I can see why they use these at the mass breakfasts, or in commercial bakeries and restaurants. Speed, little waste, consistent product. (As you know, “fresh” eggs can vary in taste and size).

So these were a buck. The carton contains the equivalent of eight eggs. 3 T equal 1 egg.  A reason for buying them would not be value, certainly at any store in any given week, you can find at least one brand at around 50 cents a dozen. Of course, you can pay up to $6 a dozen from the same display case, and obviously, people must buy them or they wouldn’t be there, but I sure don’t get the idea of $6 eggs.

I assumed I could use the product as I would fresh eggs, so I set out to make scrambled eggs, adding a dollop of milk to my mix, cooking them in a non-stick skilled at medium heat. They turned out just fine. Tasted like…………….spoiler alert……………scrambled eggs!

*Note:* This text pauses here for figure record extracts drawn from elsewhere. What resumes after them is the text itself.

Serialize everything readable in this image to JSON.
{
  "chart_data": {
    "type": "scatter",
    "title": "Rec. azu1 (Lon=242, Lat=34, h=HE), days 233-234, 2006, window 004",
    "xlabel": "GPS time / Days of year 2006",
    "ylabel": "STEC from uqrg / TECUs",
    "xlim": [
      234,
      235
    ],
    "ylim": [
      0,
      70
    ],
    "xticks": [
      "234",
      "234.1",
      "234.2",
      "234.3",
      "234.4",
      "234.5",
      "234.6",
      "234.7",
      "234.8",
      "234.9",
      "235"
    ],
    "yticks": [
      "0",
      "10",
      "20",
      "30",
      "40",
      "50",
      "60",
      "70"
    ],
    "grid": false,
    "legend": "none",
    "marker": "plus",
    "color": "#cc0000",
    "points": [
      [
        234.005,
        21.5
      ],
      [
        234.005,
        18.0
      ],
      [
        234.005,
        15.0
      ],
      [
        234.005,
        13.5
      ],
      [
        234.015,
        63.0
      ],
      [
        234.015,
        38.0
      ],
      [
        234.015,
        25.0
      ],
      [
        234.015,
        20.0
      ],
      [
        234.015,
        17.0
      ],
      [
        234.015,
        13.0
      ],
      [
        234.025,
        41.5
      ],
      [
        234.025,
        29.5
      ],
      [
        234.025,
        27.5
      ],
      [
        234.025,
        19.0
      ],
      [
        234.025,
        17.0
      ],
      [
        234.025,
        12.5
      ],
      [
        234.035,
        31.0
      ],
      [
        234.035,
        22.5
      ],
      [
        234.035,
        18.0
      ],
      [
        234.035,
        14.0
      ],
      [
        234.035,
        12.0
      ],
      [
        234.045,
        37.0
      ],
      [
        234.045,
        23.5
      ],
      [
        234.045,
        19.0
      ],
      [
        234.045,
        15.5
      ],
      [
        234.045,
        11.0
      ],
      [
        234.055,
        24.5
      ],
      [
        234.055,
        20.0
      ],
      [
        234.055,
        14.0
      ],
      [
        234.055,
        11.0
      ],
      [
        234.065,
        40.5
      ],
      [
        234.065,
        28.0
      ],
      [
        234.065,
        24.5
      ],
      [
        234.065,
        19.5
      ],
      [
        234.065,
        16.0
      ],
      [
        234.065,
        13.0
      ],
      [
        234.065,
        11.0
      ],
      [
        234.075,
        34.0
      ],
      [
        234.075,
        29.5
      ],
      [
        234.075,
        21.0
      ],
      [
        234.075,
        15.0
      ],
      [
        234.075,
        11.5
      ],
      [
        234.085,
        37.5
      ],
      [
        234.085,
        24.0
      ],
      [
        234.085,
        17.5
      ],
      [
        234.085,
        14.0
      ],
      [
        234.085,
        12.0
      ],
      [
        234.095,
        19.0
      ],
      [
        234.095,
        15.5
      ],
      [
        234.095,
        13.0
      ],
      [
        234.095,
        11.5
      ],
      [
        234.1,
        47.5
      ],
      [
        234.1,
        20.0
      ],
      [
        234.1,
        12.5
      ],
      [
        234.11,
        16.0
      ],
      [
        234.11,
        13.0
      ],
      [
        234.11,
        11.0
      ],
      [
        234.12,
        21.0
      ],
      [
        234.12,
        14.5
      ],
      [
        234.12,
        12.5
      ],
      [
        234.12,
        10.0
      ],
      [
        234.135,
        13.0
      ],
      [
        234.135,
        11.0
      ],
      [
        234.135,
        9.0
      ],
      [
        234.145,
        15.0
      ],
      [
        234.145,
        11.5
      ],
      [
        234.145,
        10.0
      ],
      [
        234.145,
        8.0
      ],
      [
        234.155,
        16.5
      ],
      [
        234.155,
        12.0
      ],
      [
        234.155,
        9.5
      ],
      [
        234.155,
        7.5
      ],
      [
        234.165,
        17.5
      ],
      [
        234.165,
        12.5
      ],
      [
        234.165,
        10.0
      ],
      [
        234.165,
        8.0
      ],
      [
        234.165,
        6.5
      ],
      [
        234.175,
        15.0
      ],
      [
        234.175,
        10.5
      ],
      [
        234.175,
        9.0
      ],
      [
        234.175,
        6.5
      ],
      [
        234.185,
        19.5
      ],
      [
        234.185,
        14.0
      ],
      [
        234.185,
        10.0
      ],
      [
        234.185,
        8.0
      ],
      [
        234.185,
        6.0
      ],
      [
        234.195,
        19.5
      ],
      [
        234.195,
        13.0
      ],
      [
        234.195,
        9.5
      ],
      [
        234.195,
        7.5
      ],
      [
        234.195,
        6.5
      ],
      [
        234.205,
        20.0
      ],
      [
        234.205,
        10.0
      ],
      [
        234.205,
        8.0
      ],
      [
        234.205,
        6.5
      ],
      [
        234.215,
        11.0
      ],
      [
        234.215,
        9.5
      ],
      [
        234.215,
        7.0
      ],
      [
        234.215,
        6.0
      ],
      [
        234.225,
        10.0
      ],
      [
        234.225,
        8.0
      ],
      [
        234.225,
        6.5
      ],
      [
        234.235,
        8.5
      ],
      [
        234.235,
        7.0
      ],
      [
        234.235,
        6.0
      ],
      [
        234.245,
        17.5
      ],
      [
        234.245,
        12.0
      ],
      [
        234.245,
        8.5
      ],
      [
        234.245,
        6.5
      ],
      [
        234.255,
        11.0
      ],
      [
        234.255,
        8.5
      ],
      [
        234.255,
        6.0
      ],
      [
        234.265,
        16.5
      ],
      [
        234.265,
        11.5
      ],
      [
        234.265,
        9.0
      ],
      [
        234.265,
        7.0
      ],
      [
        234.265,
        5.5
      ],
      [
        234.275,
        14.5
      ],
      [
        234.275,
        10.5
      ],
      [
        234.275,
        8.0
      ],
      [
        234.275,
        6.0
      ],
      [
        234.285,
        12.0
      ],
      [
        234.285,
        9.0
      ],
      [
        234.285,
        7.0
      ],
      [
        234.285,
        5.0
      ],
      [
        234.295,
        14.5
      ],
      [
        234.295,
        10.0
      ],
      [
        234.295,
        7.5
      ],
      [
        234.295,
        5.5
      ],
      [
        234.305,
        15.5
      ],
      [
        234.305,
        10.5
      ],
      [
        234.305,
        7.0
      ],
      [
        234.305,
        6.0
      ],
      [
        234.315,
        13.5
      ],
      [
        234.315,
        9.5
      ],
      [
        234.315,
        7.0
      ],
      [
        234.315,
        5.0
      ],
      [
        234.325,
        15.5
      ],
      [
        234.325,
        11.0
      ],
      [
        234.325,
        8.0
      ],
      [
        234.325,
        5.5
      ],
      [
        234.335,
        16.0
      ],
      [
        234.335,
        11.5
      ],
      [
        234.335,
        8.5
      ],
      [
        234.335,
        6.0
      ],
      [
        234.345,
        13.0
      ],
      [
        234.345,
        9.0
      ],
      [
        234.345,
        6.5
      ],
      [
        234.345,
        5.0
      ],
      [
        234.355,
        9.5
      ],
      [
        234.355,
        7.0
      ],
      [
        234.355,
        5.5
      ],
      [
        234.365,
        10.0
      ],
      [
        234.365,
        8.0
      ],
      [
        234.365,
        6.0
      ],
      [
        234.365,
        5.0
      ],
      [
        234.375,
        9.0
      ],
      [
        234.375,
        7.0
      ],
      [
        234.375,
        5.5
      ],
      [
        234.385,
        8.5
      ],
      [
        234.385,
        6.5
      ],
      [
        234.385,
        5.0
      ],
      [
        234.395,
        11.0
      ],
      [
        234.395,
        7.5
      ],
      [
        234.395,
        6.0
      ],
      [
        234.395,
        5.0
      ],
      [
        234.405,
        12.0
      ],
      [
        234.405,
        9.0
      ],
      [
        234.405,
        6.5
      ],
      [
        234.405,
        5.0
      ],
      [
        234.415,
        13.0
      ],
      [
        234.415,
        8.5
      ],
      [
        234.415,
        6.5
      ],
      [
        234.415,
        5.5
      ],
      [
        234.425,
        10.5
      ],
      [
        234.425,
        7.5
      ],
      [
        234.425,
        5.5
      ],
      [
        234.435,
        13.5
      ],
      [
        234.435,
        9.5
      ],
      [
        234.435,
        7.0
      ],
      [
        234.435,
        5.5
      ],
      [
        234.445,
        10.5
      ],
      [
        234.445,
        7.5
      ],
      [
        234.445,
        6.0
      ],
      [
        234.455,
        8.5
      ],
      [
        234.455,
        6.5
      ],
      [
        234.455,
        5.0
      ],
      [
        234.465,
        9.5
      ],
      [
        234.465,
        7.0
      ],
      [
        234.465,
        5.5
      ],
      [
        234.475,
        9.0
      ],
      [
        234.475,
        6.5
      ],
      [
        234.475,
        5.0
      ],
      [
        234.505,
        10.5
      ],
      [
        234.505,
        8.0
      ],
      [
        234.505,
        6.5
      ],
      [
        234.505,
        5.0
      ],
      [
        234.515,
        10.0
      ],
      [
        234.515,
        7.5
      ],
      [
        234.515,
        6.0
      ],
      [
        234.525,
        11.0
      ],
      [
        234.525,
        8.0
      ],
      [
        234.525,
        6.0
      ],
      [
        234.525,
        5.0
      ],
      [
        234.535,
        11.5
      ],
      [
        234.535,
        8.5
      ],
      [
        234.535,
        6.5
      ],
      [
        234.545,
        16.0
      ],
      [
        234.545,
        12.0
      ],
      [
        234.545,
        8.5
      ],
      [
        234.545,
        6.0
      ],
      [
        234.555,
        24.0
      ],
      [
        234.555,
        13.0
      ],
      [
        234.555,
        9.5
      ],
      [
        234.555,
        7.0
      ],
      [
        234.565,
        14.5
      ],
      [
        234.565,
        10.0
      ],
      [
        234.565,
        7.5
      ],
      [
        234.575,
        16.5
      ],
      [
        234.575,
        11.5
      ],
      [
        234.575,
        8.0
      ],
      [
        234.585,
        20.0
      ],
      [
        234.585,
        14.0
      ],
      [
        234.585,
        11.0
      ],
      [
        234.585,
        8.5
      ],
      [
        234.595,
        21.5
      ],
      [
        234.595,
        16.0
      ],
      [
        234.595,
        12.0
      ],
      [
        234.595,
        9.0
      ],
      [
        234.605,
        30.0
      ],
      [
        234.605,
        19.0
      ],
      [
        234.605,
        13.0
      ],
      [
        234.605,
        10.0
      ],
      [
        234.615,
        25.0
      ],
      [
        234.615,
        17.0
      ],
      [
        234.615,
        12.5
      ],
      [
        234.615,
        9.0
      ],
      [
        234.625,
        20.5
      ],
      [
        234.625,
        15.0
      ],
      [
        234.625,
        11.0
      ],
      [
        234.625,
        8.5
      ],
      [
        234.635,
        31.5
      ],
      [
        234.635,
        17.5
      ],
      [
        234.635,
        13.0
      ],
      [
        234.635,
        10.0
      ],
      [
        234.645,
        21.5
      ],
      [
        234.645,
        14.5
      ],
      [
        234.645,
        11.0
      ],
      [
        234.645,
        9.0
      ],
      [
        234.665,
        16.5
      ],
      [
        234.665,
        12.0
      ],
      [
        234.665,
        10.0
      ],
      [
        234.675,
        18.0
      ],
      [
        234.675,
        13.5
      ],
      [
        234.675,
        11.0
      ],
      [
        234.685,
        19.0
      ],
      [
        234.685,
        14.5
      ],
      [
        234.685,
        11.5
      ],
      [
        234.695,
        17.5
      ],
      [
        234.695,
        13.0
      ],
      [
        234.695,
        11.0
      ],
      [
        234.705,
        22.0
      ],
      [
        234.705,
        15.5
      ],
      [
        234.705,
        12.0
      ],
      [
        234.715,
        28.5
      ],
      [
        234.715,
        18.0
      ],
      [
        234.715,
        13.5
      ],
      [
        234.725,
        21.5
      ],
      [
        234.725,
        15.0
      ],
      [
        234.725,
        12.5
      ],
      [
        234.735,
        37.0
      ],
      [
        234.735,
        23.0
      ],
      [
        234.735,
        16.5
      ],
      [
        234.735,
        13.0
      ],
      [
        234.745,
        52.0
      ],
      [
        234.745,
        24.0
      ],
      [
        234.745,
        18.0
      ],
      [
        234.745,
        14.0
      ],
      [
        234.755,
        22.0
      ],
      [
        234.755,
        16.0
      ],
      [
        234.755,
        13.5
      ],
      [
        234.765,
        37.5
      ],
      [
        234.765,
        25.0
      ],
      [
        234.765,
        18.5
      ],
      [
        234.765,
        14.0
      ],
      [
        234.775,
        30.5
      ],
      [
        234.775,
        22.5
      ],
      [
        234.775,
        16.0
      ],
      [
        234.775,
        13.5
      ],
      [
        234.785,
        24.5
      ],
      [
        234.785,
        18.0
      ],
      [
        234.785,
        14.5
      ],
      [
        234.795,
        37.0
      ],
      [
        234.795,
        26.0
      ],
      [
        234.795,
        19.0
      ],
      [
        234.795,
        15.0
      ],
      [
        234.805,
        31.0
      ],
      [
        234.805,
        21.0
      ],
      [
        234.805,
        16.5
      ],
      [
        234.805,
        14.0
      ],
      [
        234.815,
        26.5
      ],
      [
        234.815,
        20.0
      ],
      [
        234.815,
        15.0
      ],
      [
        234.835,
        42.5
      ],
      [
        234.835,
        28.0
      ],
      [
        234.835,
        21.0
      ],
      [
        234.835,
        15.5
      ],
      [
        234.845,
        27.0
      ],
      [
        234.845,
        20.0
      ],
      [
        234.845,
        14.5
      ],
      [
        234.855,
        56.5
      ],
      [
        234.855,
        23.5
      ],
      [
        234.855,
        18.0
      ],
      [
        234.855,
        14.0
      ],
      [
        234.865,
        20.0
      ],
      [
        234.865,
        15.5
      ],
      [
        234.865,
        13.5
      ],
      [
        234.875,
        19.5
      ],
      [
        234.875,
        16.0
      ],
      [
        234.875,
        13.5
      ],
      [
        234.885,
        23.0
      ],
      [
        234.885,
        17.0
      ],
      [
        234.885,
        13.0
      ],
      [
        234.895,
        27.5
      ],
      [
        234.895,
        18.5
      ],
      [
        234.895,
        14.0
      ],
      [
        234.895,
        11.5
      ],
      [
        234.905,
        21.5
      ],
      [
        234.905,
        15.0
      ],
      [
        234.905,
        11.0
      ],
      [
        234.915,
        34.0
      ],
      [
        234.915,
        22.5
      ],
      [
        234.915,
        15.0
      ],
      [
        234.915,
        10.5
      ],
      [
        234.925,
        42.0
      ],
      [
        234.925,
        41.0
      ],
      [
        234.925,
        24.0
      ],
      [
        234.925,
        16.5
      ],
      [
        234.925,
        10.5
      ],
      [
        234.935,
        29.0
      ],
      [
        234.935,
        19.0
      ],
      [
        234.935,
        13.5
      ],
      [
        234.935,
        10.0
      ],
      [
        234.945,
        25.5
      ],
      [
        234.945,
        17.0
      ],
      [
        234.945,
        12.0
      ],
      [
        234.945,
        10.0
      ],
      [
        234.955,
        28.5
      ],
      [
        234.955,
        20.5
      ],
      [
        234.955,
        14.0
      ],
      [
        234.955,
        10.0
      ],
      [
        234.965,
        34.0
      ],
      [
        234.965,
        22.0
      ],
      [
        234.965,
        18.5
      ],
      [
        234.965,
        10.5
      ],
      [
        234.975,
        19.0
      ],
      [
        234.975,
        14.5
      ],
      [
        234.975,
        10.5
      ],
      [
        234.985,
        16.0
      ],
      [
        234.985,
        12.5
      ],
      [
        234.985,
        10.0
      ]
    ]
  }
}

Food Club brand is part of Topco, which is based in suburban Chicago, and started as a co-op of producers in the 1940s. They sell thousands of different products (frozen, refrigerated and dry)  under their own brand names, to a wide variety of retailers. They also produce their products in three different value segments, from a economy type product to an added value kind.

My conclusion is that liquid eggs are tasty and convenient. Would I buy them again? Nah, like I said above, I really don’t “get it” for home use. Plus the carton instructs you to use in a week, and most people keep fresh eggs around for weeks without a care. If you’re really concerned with product longevity, powdered eggs can last 5-10 years, depending on the brand and storage method.

Do you use liquid eggs at home? How do you use them? Do you have a preferred brand?

INGREDIENTS

EGG WHITES (99%), LESS THAN 1%: NATURAL FLAVOR, COLOR (INCLUDES BETA CAROTENE), SPICES, SALT, ONION POWDER, XANTHAN GUM, GUAR GUM, VITAMINS AND MINERALS: CALCIUM SULFATE, IRON (FERRIC ORTHOPHOSPHATE), VITAMIN E (ALPHA TOCOPHEROL ACETATE), ZINC SULFATE, CALCIUM PANTOTHENATE, VITAMIN B12, VITAMIN B2 (RIBOFLAVIN), VITAMIN B1 (THIAMINE MONONITRATE), VITAMIN B6 (PYRIDOXINE HYDROCHLORIDE), FOLIC ACID, BIOTIN, VITAMIN D3.